In the past, I’ve written about how yoga has helped me deal with rheumatoid arthritis and its nasty effects, but it wasn’t RA that first brought the therapeutic qualities of yoga to my attention. Before the words ‘rheumatoid arthritis’ were ever a part of my vocabulary, I watched how yoga aided my mother’s recovery from her first bout with breast cancer nearly eight years ago.
My mother was a fan of yoga and went to classes frequently before her diagnosis. After her two lumpectomies and radiation therapy, her mobility was greatly reduced and her body changed. Yoga played a big part in bolstering her strength and helping her feel like her body was vital and capable once again. When I finished my yoga teacher training a few years later, I knew that I wanted to explore how yoga could play a role in the management and recovery of serious illnesses like breast cancer. Unfortunately, I wasn’t really sure how to go about it.

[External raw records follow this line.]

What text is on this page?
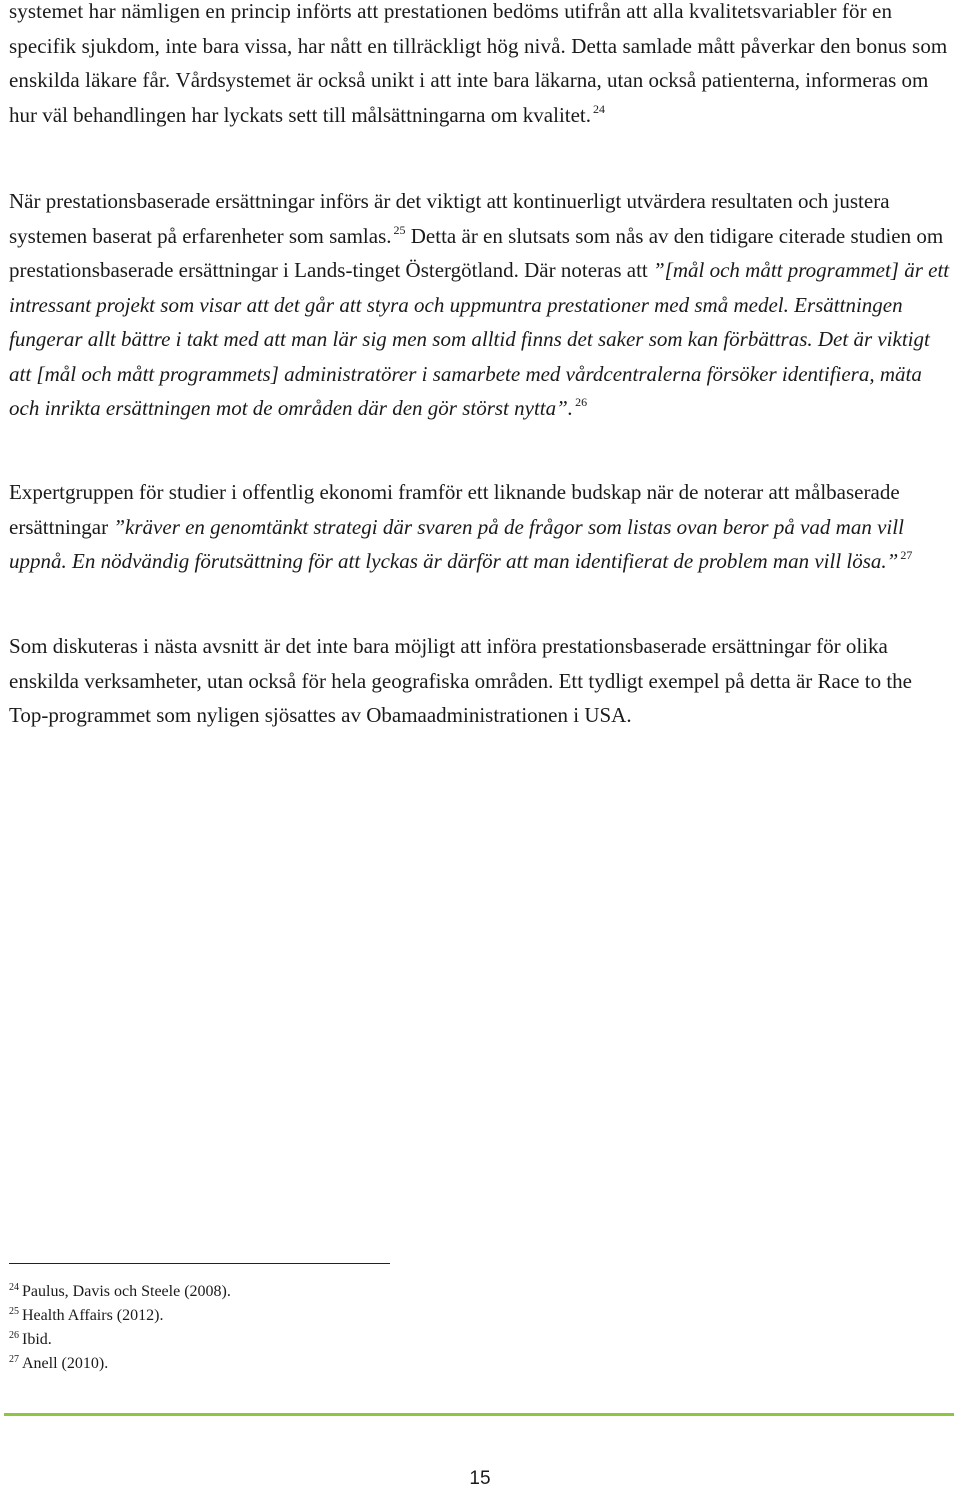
systemet har nämligen en princip införts att prestationen bedöms utifrån att alla kvalitetsvariabler för en specifik sjukdom, inte bara vissa, har nått en tillräckligt hög nivå. Detta samlade mått påverkar den bonus som enskilda läkare får. Vårdsystemet är också unikt i att inte bara läkarna, utan också patienterna, informeras om hur väl behandlingen har lyckats sett till målsättningarna om kvalitet. $^{24}$

När prestationsbaserade ersättningar införs är det viktigt att kontinuerligt utvärdera resultaten och justera systemen baserat på erfarenheter som samlas. $^{25}$ Detta är en slutsats som nås av den tidigare citerade studien om prestationsbaserade ersättningar i Lands-tinget Östergötland. Där noteras att ”[mål och mått programmet] är ett intressant projekt som visar att det går att styra och uppmuntra prestationer med små medel. Ersättningen fungerar allt bättre i takt med att man lär sig men som alltid finns det saker som kan förbättras. Det är viktigt att [mål och mått programmets] administratörer i samarbete med vårdcentralerna försöker identifiera, mäta och inrikta ersättningen mot de områden där den gör störst nytta”. $^{26}$

Expertgruppen för studier i offentlig ekonomi framför ett liknande budskap när de noterar att målbaserade ersättningar ”kräver en genomtänkt strategi där svaren på de frågor som listas ovan beror på vad man vill uppnå. En nödvändig förutsättning för att lyckas är därför att man identifierat de problem man vill lösa.” $^{27}$

Som diskuteras i nästa avsnitt är det inte bara möjligt att införa prestationsbaserade ersättningar för olika enskilda verksamheter, utan också för hela geografiska områden. Ett tydligt exempel på detta är Race to the Top-programmet som nyligen sjösattes av Obamaadministrationen i USA.

$^{24}$ Paulus, Davis och Steele (2008).
$^{25}$ Health Affairs (2012).
$^{26}$ Ibid.
$^{27}$ Anell (2010).
15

Enter Tari Prinster. Through a partnership with the Libby Ross Foundation and Om Yoga Center in New York where I trained and practiced, Tari was pioneering a program to expand her Yoga for Breast Cancer classes by teaching other yoga teachers how yoga could be applied to meet and support the needs of women dealing with breast cancer. I immediately signed up for the teacher training course and thus began my own journey using yoga as a tool for health.
Tari was diagnosed with an aggressive form of stage two breast cancer in 2000 and underwent a total of four surgeries, plus chemo and radiation. She went from being a freshman in ‘Cancer Graduate School,’ as she calls it, to earning a Master’s Degree in a matter of months. Tari was no stranger to yoga, having begun classes five years earlier when she hit 50 for, according to her, ‘all the wrong reasons- vanity took over.’

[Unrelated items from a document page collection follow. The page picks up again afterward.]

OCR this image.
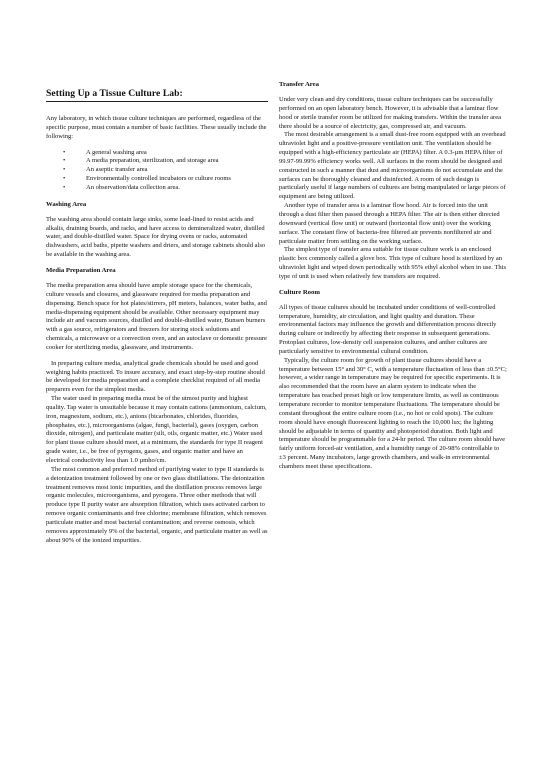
Setting Up a Tissue Culture Lab:

Any laboratory, in which tissue culture techniques are performed, regardless of the specific purpose, must contain a number of basic facilities. These usually include the following:

• A general washing area
• A media preparation, sterilization, and storage area
• An aseptic transfer area
• Environmentally controlled incubators or culture rooms
• An observation/data collection area.
Washing Area

The washing area should contain large sinks, some lead-lined to resist acids and alkalis, draining boards, and racks, and have access to demineralized water, distilled water, and double-distilled water. Space for drying ovens or racks, automated dishwashers, acid baths, pipette washers and driers, and storage cabinets should also be available in the washing area.

Media Preparation Area

The media preparation area should have ample storage space for the chemicals, culture vessels and closures, and glassware required for media preparation and dispensing. Bench space for hot plates/stirrers, pH meters, balances, water baths, and media-dispensing equipment should be available. Other necessary equipment may include air and vacuum sources, distilled and double-distilled water, Bunsen burners with a gas source, refrigerators and freezers for storing stock solutions and chemicals, a microwave or a convection oven, and an autoclave or domestic pressure cooker for sterilizing media, glassware, and instruments.

In preparing culture media, analytical grade chemicals should be used and good weighing habits practiced. To insure accuracy, and exact step-by-step routine should be developed for media preparation and a complete checklist required of all media preparers even for the simplest media.

The water used in preparing media must be of the utmost purity and highest quality. Tap water is unsuitable because it may contain cations (ammonium, calcium, iron, magnesium, sodium, etc.), anions (bicarbonates, chlorides, fluorides, phosphates, etc.), microorganisms (algae, fungi, bacterial), gases (oxygen, carbon dioxide, nitrogen), and particulate matter (silt, oils, organic matter, etc.) Water used for plant tissue culture should meet, at a minimum, the standards for type II reagent grade water, i.e., be free of pyrogens, gases, and organic matter and have an electrical conductivity less than 1.0 µmho/cm.

The most common and preferred method of purifying water to type II standards is a deionization treatment followed by one or two glass distillations. The deionization treatment removes most ionic impurities, and the distillation process removes large organic molecules, microorganisms, and pyrogens. Three other methods that will produce type II purity water are absorption filtration, which uses activated carbon to remove organic contaminants and free chlorine; membrane filtration, which removes particulate matter and most bacterial contamination; and reverse osmosis, which removes approximately 9% of the bacterial, organic, and particulate matter as well as about 90% of the ionized impurities.

Transfer Area

Under very clean and dry conditions, tissue culture techniques can be successfully performed on an open laboratory bench. However, it is advisable that a laminar flow hood or sterile transfer room be utilized for making transfers. Within the transfer area there should be a source of electricity, gas, compressed air, and vacuum.

The most desirable arrangement is a small dust-free room equipped with an overhead ultraviolet light and a positive-pressure ventilation unit. The ventilation should be equipped with a high-efficiency particulate air (HEPA) filter. A 0.3-µm HEPA filter of 99.97-99.99% efficiency works well. All surfaces in the room should be designed and constructed in such a manner that dust and microorganisms do not accumulate and the surfaces can be thoroughly cleaned and disinfected. A room of such design is particularly useful if large numbers of cultures are being manipulated or large pieces of equipment are being utilized.

Another type of transfer area is a laminar flow hood. Air is forced into the unit through a dust filter then passed through a HEPA filter. The air is then either directed downward (vertical flow unit) or outward (horizontal flow unit) over the working surface. The constant flow of bacteria-free filtered air prevents nonfiltered air and particulate matter from settling on the working surface.

The simplest type of transfer area suitable for tissue culture work is an enclosed plastic box commonly called a glove box. This type of culture hood is sterilized by an ultraviolet light and wiped down periodically with 95% ethyl alcohol when in use. This type of unit is used when relatively few transfers are required.

Culture Room

All types of tissue cultures should be incubated under conditions of well-controlled temperature, humidity, air circulation, and light quality and duration. These environmental factors may influence the growth and differentiation process directly during culture or indirectly by affecting their response in subsequent generations. Protoplast cultures, low-density cell suspension cultures, and anther cultures are particularly sensitive to environmental cultural condition.

Typically, the culture room for growth of plant tissue cultures should have a temperature between 15° and 30° C, with a temperature fluctuation of less than ±0.5°C; however, a wider range in temperature may be required for specific experiments. It is also recommended that the room have an alarm system to indicate when the temperature has reached preset high or low temperature limits, as well as continuous temperature recorder to monitor temperature fluctuations. The temperature should be constant throughout the entire culture room (i.e., no hot or cold spots). The culture room should have enough fluorescent lighting to reach the 10,000 lux; the lighting should be adjustable in terms of quantity and photoperiod duration. Both light and temperature should be programmable for a 24-hr period. The culture room should have fairly uniform forced-air ventilation, and a humidity range of 20-98% controllable to ±3 percent. Many incubators, large growth chambers, and walk-in environmental chambers meet these specifications.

But after her surgeries, with the range of motion in her upper body greatly reduced and her first chemo appointment staring her down, she realized there was more to yoga than meets the eye. While she had initially been drawn to yoga in an effort to look better, her journey with cancer brought a new understanding of how yoga could also make her feel better.

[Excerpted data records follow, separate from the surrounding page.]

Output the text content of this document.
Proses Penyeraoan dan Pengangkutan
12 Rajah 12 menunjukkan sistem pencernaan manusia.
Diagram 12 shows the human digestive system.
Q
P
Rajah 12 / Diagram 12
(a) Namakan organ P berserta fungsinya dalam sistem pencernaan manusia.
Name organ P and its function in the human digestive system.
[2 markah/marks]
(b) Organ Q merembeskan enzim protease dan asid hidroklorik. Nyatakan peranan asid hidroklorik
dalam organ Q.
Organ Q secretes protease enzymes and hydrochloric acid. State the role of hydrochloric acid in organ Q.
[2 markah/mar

Before her first chemo session, Tari said she felt terrified and alone- something most of us with a serious illness can probably relate to, even if it isn’t cancer. She began to think she needed some help, and while her family and friends were there for her, it somehow didn’t quite cut it. She needed something else that she could do to help herself. Feeling panicked and stressed, she started using some very basic pranayama, or breathing exercises. After the first chemo session was over, she realized she wouldn’t be blown away by the chemo; her yoga practice could help her manage and control her anxiety through breathing techniques and meditation. This, she says, is when she really discovered how yoga worked.